For years, Fortnite looked untouchable, with Epic Games building one of the most dominant live service titles ever and shaping how modern multiplayer games operate, but the company’s recent decision to lay off over 1,000 employees shows that even the biggest titles face pressure when player engagement drops and costs continue to rise.
That shift in momentum has pushed analysts to question the long term stability of so called “forever games,” especially when they depend heavily on sustained player interest and constant content updates to keep revenue flowing at scale.
Analyst says the decline was always coming
Joost van Dreunen, a well known industry analyst and co founder of a major analytics firm later acquired by Nielsen, laid out a clear argument about Epic Games’ current situation and why it reflects a broader trend across the gaming industry.
“Empires don’t collapse all at once. They hollow out, slowly, until one day the walls come down and everyone acts surprised. We are currently somewhere in the middle of that process.”
— Joost van Dreunen
Dreunen also writes that “forever games, it turns out, aren’t,” and he uses that idea to explain why even a giant like Fortnite cannot escape long term decline once growth slows and competition evolves.
Three major pressures hitting Epic Games
Dreunen points to three key issues that together explain why Epic Games now faces a more difficult future, starting with the growing power of platform holders like Apple and Google, which have steadily increased their share of industry profits while publishers struggle to keep up.
Epic has already fought this battle in court, and those legal fights cost the company millions while also limiting Fortnite’s presence on mobile platforms for a long period, which directly affected its revenue potential.
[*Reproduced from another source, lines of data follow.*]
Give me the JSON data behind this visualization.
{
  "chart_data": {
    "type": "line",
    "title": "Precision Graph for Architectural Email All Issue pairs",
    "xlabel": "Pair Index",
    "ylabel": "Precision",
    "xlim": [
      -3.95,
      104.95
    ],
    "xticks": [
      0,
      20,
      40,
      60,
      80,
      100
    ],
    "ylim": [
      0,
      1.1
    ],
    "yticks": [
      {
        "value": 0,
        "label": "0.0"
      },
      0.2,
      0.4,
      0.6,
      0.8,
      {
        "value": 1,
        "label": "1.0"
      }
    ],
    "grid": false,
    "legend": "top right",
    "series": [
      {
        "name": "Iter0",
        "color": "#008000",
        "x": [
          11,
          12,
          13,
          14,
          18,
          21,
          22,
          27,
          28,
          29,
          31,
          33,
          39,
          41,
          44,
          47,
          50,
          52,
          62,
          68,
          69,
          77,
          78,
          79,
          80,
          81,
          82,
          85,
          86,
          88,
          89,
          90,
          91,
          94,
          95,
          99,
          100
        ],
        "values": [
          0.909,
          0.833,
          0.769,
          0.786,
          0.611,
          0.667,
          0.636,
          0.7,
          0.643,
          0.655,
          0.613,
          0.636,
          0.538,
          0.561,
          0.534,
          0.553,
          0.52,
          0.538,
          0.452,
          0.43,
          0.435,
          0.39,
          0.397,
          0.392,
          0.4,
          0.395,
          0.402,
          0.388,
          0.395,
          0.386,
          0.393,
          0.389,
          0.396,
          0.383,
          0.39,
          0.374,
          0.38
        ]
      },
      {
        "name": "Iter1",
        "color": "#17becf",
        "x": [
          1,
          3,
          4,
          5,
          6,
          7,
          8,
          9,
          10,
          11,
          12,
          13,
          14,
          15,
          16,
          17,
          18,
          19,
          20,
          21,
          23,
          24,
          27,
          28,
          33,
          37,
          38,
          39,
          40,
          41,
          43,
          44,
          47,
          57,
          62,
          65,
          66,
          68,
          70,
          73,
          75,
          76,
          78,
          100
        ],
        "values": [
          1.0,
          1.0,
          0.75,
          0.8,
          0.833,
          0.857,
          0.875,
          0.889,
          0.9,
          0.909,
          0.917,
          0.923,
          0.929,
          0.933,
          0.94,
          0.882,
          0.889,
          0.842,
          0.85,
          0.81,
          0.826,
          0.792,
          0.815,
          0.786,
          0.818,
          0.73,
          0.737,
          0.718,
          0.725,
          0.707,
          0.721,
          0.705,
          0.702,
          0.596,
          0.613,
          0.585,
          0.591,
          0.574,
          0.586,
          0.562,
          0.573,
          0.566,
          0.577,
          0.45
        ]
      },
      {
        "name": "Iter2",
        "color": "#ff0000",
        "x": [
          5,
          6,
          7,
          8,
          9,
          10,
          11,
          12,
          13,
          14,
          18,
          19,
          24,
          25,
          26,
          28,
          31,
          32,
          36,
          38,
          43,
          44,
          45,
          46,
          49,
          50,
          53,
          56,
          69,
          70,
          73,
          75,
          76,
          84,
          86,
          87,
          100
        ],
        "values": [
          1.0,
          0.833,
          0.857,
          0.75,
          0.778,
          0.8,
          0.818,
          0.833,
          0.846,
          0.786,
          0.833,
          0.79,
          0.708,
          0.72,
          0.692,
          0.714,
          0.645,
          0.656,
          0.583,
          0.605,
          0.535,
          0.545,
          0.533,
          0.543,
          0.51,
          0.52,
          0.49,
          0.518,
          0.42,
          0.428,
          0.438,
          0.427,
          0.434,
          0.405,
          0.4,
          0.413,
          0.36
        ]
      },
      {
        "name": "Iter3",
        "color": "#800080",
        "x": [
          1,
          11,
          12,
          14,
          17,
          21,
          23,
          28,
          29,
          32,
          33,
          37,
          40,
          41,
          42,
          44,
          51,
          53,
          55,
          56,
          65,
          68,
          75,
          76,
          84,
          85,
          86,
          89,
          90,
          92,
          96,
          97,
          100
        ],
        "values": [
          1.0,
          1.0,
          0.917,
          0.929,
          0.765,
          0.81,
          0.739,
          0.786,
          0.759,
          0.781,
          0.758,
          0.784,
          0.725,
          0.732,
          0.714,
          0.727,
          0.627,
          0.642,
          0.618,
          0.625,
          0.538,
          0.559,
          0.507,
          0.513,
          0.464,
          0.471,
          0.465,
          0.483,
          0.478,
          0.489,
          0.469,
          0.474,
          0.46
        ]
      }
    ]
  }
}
The second issue comes from rising costs across the market, as players deal with higher living expenses and cut back on entertainment spending, which reduces how much they spend on games like Fortnite even if they still play them regularly.
Finally, Dreunen highlights how investment is shifting toward companies in Europe and Asia, where developers are adopting newer technologies faster and attracting more funding, which slowly weakens the position of US based companies like Epic.
All of this adds up to what Dreunen calls an “inevitable” shift, where even the biggest games lose their dominance over time as the market changes and new players rise.